The lessons learnt during Operation Crusader about fighting methods and doctrine were eagerly studied, especially since they revealed that much remained to be done in terms of training, with particular problems highlighted. In January 1942 the BGS Eighth Army directed: 'Every opportunity will be taken to carry out training ... so as to develop an established technique in this type of operation, and to ensure that different units can carry it out in combination even if they have not had an opportunity of training together beforehand.' To assist in instruction a Training Branch at GHQ Middle East was set up under Maj. Gen. John Harding, which set up and ran several training establishments teaching the lessons of the Desert War. Middle East Command also produced a series of Middle East Training Pamphlets to meet the demand for the latest up-to-date information, although technically in-theatre publications were forbidden by the War Office to prevent confusion and diversion from official sources of information. Several desert training areas were developed near lsmailia, Port Tewfik and the Pyramids for collective training by larger formations, especially those new to the theatre of war.
The ability to train formations before being committed to battle remained a luxury denied British High Command for most of 1941-12. Given the high tempo of operations for much of the Desert War and constant demands for fresh troops and equipment after heavy losses in battle, most new formations were thrown into battle as soon as they deployed in North Africa. Pleas to give them the three months collective training under desert conditions was simply ignored. Much, therefore, still had to be learned the hard and costly way - in battle. The inexperienced and poorly trained 1st Armoured Division was quickly destroyed south-east of Agedabia, for example, when DAK struck back after Crusader. The British High Command knew what was needed, but an opportunity to effect real and meaningful changes and remedy the continuing training deficit was largely denied them. The hurly burly of the Desert War simply robbed British commanders at all levels of a sufficiently long quiet inactive period for rest, reflection and training. While some meaningful instruction was carried out by some motivated commanders of formations out of the line for rest it was not enough. Indeed, not everyone was clear about what was happening and how to correct battlefield mistakes. Logistical problems and shortages of equipment hampered training efforts. Petrol shortages and fear of wear and tear to vehicles was also a problem.
The Eighth Army Montgomery inherited in August 1942 had made considerable progress in improving overall training standard, but was still in need of work. Indeed, the new GOC quickly judged his troops as being 'somewhat untrained' with the result that he scaled back his original plans for his offensive as he feared he might be asking too much of them. Following the Battle of Alam Haifa Montgomery had an opportunity denied previous commanders of Eighth Army to carry out a period of rigorous training needed to prepare for the offensive that drove the Axis out of Egypt and Libya. In some respects the scope of training required was more limited given the breakthrough battle planned. As a result, with only a short time before battle began, he insisted it focused on the type of battle that lay ahead at EI Alamein. To do so the armoured divisions and New Zealand Division in 10th Corps were withdrawn behind the lines, but the remainder were tied down in the forward defences at EI Alamein. To give them some instruction, a complex system of reliefs was arranged a brigade at a time. The importance of combined-arms training was clearly recognized by the new GOC. In an Army Training memorandum issued on 30 August 1942 he directed: 'It cannot be emphasised too strongly that successful battle operations depend on the intimate co-operation of all arms, whether in armoured or unarmoured formations. Tanks alone are never the answer; no one arm, alone and unaided can do any good in battle.' Great attention was paid to passing through minefields at night. An Eighth Army Minefield Clearance School was formed to study and train for this specialized task.
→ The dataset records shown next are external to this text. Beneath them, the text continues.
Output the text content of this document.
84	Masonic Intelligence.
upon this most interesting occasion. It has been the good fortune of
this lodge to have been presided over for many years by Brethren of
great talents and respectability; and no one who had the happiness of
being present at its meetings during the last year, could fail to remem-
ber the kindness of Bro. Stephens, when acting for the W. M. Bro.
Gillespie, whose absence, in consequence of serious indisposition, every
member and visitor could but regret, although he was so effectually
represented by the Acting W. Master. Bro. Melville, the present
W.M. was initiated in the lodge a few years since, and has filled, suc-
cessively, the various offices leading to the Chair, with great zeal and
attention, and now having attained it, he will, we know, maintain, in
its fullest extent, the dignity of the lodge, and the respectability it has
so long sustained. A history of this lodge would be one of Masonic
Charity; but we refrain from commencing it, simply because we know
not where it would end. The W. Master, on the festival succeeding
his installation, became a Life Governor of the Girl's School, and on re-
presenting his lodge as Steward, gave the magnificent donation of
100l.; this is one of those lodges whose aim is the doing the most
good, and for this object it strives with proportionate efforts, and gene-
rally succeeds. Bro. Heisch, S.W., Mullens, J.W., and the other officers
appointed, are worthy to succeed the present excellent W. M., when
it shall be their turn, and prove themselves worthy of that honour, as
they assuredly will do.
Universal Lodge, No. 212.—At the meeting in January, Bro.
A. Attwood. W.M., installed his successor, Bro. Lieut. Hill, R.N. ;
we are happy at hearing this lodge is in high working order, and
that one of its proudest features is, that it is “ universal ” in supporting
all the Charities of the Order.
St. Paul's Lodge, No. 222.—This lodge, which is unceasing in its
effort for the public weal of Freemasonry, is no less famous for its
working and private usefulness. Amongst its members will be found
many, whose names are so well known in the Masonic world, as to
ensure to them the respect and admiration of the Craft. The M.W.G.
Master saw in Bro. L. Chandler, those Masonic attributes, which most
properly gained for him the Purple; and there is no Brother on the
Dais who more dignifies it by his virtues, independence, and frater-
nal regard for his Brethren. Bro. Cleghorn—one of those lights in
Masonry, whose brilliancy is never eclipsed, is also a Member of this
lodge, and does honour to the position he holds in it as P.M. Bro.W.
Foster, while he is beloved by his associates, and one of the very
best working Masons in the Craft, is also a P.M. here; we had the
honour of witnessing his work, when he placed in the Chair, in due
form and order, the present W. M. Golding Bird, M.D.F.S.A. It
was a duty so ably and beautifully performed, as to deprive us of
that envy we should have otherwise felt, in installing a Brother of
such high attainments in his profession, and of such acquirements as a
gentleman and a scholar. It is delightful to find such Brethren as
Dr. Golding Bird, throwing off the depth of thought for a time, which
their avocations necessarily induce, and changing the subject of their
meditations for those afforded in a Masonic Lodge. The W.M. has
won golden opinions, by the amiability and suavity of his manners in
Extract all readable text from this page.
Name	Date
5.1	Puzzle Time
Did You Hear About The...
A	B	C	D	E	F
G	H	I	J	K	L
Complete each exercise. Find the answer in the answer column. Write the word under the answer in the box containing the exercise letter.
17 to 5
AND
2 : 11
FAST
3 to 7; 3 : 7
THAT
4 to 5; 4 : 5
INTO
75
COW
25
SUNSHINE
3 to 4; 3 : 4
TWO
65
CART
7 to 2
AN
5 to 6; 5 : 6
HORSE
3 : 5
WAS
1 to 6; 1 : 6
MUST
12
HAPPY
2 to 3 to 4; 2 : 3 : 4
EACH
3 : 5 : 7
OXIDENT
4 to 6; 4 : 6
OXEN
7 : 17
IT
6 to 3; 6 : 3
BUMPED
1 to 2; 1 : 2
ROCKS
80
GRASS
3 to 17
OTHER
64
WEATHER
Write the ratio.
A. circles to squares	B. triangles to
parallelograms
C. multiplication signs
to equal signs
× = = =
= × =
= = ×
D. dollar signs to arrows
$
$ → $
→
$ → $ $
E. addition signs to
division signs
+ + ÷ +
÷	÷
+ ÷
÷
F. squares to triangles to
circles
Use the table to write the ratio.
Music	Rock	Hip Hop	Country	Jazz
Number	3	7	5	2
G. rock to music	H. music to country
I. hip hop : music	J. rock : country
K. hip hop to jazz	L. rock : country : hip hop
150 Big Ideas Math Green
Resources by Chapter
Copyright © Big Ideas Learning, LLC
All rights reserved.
The careful training carried out before Second EI Alamein built enormous confidence and in turn reaped enormous dividends throughout the remainder of the Desert War. Training remained an ongoing process as new lessons were learnt. By the end of the war in North Africa Eighth Army had achieved a new confidence, professionalism and skill it had never possessed before, which stood it in good stead for the invasion of Sicily and the Italian campaign.